CS Lewis, author of the Narnia stories which captivated my childhood imagination once observed that "friendship is born at the moment when one man says to another 'What? You too? I thought that no one else did that.' " On meeting and getting to know other anglers, it has been a great relief to discover that I'm far from being the only middle aged man who still gets excited the night before a fishing trip, and that there are other men with families, mortgages and responsible jobs who daydream about lakes, rivers, ponds and fish, and for whom fishing is their "go to" default setting when their minds begin to wander. Over the decades of my angling life I have been blessed with many friendships that have enriched my time spent in pursuit of fish, and among that vast crowd of friends past and present, are numbered fellow members of the Christian Anglers group to which I belong. Nationally, the group is a network of around a hundred members linked by their commonly owned and jointly held passions for both their fishing and their faith, and today eight of us had arranged to spend a day fishing together in the Spring sun. Fishing, in common with every hobby, has its own lexicon of aphorisms, clichés and sayings, many of which focus on the fact that there is far more to angling than simply the catching of fish, and days like today prove the truism true, and so rather than racing to the lakeside to set up our tackle in a hurry of frenzied anticipation, we met first for a leisurely breakfast, cooked for us by Mark, the fishery owner.

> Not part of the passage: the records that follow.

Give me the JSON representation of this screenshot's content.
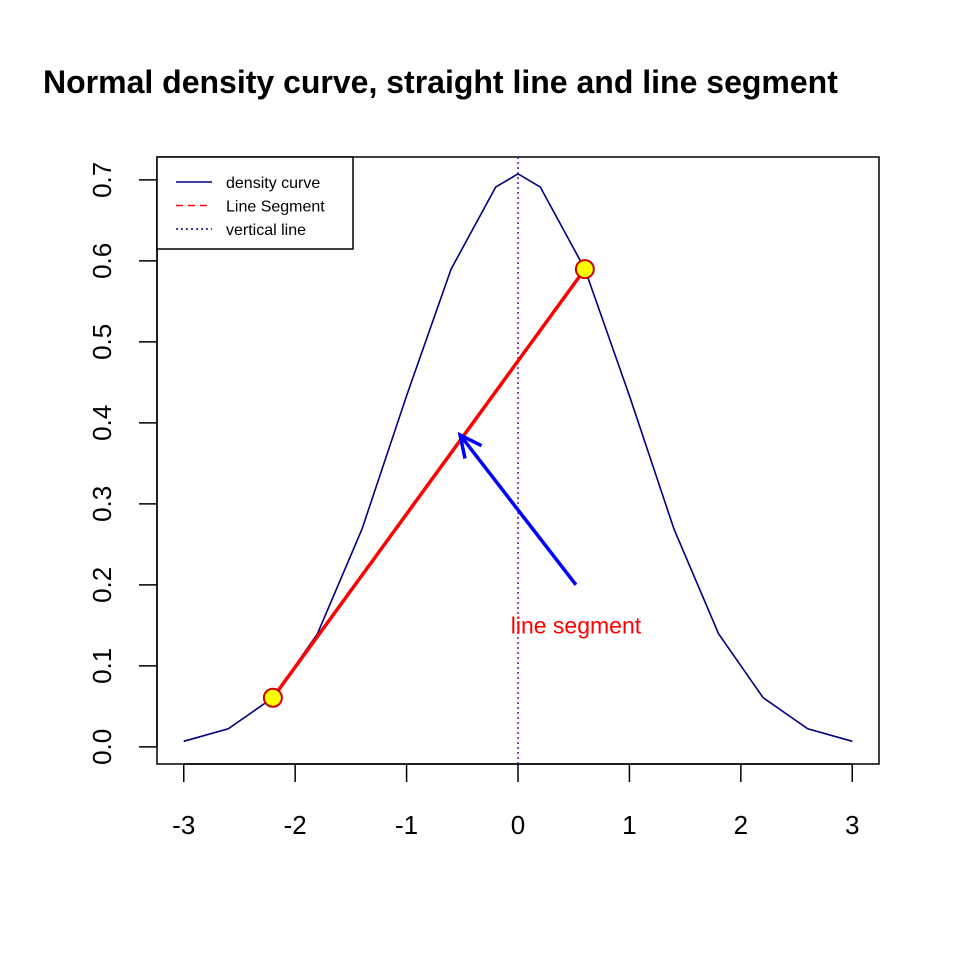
{
  "chart_data": {
    "type": "line",
    "title": "Normal density curve, straight line and line segment",
    "xlabel": "",
    "ylabel": "",
    "xlim": [
      -3.24,
      3.24
    ],
    "ylim": [
      -0.0212,
      0.7282
    ],
    "x_ticks": [
      -3,
      -2,
      -1,
      0,
      1,
      2,
      3
    ],
    "x_tick_labels": [
      "-3",
      "-2",
      "-1",
      "0",
      "1",
      "2",
      "3"
    ],
    "y_ticks": [
      0.0,
      0.1,
      0.2,
      0.3,
      0.4,
      0.5,
      0.6,
      0.7
    ],
    "y_tick_labels": [
      "0.0",
      "0.1",
      "0.2",
      "0.3",
      "0.4",
      "0.5",
      "0.6",
      "0.7"
    ],
    "grid": false,
    "series": [
      {
        "name": "density curve",
        "color": "#000080",
        "x": [
          -3.0,
          -2.6,
          -2.2,
          -1.8,
          -1.4,
          -1.0,
          -0.6,
          -0.2,
          0.0,
          0.2,
          0.6,
          1.0,
          1.4,
          1.8,
          2.2,
          2.6,
          3.0
        ],
        "y": [
          0.0068,
          0.0222,
          0.0606,
          0.1396,
          0.2688,
          0.4335,
          0.5898,
          0.6911,
          0.7074,
          0.6911,
          0.5898,
          0.4335,
          0.2688,
          0.1396,
          0.0606,
          0.0222,
          0.0068
        ]
      }
    ],
    "segment": {
      "name": "Line Segment",
      "color": "#ff0000",
      "x0": -2.2,
      "y0": 0.0606,
      "x1": 0.6,
      "y1": 0.5898
    },
    "points": [
      {
        "x": -2.2,
        "y": 0.0606,
        "fill": "#ffff00",
        "stroke": "#cc0000"
      },
      {
        "x": 0.6,
        "y": 0.5898,
        "fill": "#ffff00",
        "stroke": "#cc0000"
      }
    ],
    "vertical_line": {
      "name": "vertical line",
      "x": 0,
      "color": "#6a0dad"
    },
    "arrow": {
      "x0": 0.52,
      "y0": 0.2,
      "x1": -0.52,
      "y1": 0.385,
      "color": "#0000ff"
    },
    "annotation": {
      "text": "line segment",
      "x": 0.52,
      "y": 0.15,
      "color": "#ff0000"
    },
    "legend": {
      "position": "top-left",
      "entries": [
        {
          "label": "density curve",
          "color": "#000080",
          "style": "solid"
        },
        {
          "label": "Line Segment",
          "color": "#ff0000",
          "style": "dashed"
        },
        {
          "label": "vertical line",
          "color": "#000080",
          "style": "dotted"
        }
      ]
    }
  }
}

Friendships renewed and replete with sausages, bacon and eggs we strolled in leisurely fashion down to the lake and selected our fishing pitches. In the few weeks since I'd last fished, Spring had well and truly sprung, and the once bare trees were now decorated in shades of pink, white or green, their hues retelling the annual story of  fecundity, possibility and the beginnings of new life.

While some members were busy setting up Method feeders and bite alarms my approach, as ever, was simplicity itself, a small bodied quill waggler fished on the bottom with a couple of maggots on a size 18 hook. A few balls of groundbait were introduced to prime the swim, followed by maggots being loose-fed sparingly at frequent intervals. An unseen chiffchaff gave notice of its presence by singing its name aloud, joining its voice with the various other warbles, chirrups and cheeps of the voluble avian choir. The weather was mild and the water troubled only by the merest of ripples, although sadly my float was similarly untroubled as it protruded above the lake's flat surface. Eventually it sunk from sight on a few occasions, the culprit turning out to be either a roach or rudd, beautiful in appearance, but all in the 4-8oz category, with the exception of my largest fish of the day, a plucky little perch of perhaps three quarters of a pound. 


My fellow piscators were also struggling, David caught the day's only carp, a handsome mirror of about 7 pounds (which resulted from his only bite) while Loz and Garry fared best, with both of them registering a reasonable net of roach and rudd. (Garry's being displayed in the photo below) Only one of our number blanked but it was a day when every fish caught was hard earned. 


However, despite the fish doing their best to remind us that "fishing" and "catching" aren't always synonymous everyone remained in high spirits, enjoying the rejuvenating properties of a day in the outdoors and time spent together. Loz made a nuisance of himself sneaking a life-sized model of a heron into people's swims when they weren't looking (as if there were any need to make the fishing harder than it already was!) and bank walking and chatting were as much a part of the day as staring at floats that resolutely refused to slide out of view.


All too soon the day was over, goodbyes were spoken, and tackle loaded into cars for the return trip to reality. Another of angling's well known aphorisms posits the thought that "a bad day's fishing is better than a good day at work." I'm inclined to agree, but don't tell my Bishop!